Tom Balding Bits & Spurs
- Founded: 1984
- Headquarters: Sheridan, Wyoming, United States
- Products: Metalwork
- Website: Official website

= Tom Balding Bits & Spurs =

Tom Balding Bits & Spurs is a small metalwork manufacturer in Sheridan, Wyoming that designs and sells handmade equine riding equipment. Their products, most notably bits and spurs, are used by professional horsepeople and trainers.

==History==
In the 1960s, Tom Balding began working with metal as a teenager in Ontario, California, building such things as custom hot rod parts and aluminum backpack frames. In 1974, he opened his first welding and fabrication shop specializing in a precise type of welding called TIG welding.

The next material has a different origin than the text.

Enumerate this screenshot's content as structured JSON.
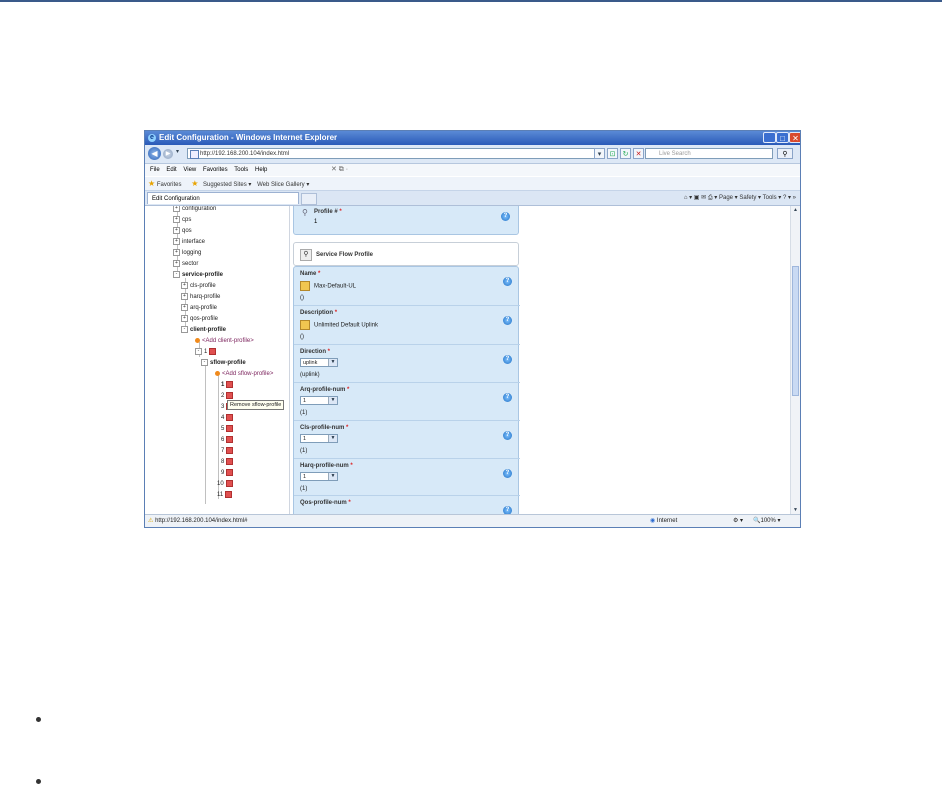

He continued to TIG weld in the aerospace and sailing industry until he moved to Sheridan, Wyoming in the late 1970s. In Wyoming, he worked as a ranch hand until 1984, when a neighbor asked him to repair a broken bit. He built her a new one, and for the next 15 years, he ran Tom Balding Bits & Spurs out of a repurposed mobile home.

After that, the business expanded due to increased popularity from the endorsement of multiple National Reined Cow Horse Association (NRCHA) Snaffle Bit Champions such as Bobby Ingersoll. The business is now widely recognized throughout the world of western horsemanship.

==Metalwork Products==
The company handcrafts metalwork products and other items in Sheridan, Wyoming. All custom pieces are made at the fabrication shop where they are precision cut into parts and fitted together, instead of being cast. Each part of every product is made to 1/1000 of an inch accuracy.

Their products include spurs, custom spurs, heel bands, shanks, and rowels. They also handcraft bits made for shank bits, snaffle bits, baseline bits, bit shanks, and mouthpieces for Western and English markets.

The company also sells other items such as jewelry and belt buckles, including a variety of silver and turquoise jewelry; money clips, leather belts, and photo albums.

Tom Balding Bits & Spurs products are known for their design and craftsmanship and have been featured in galleries and in museums. The company has also been featured on Discovery Channel’s How It’s Made.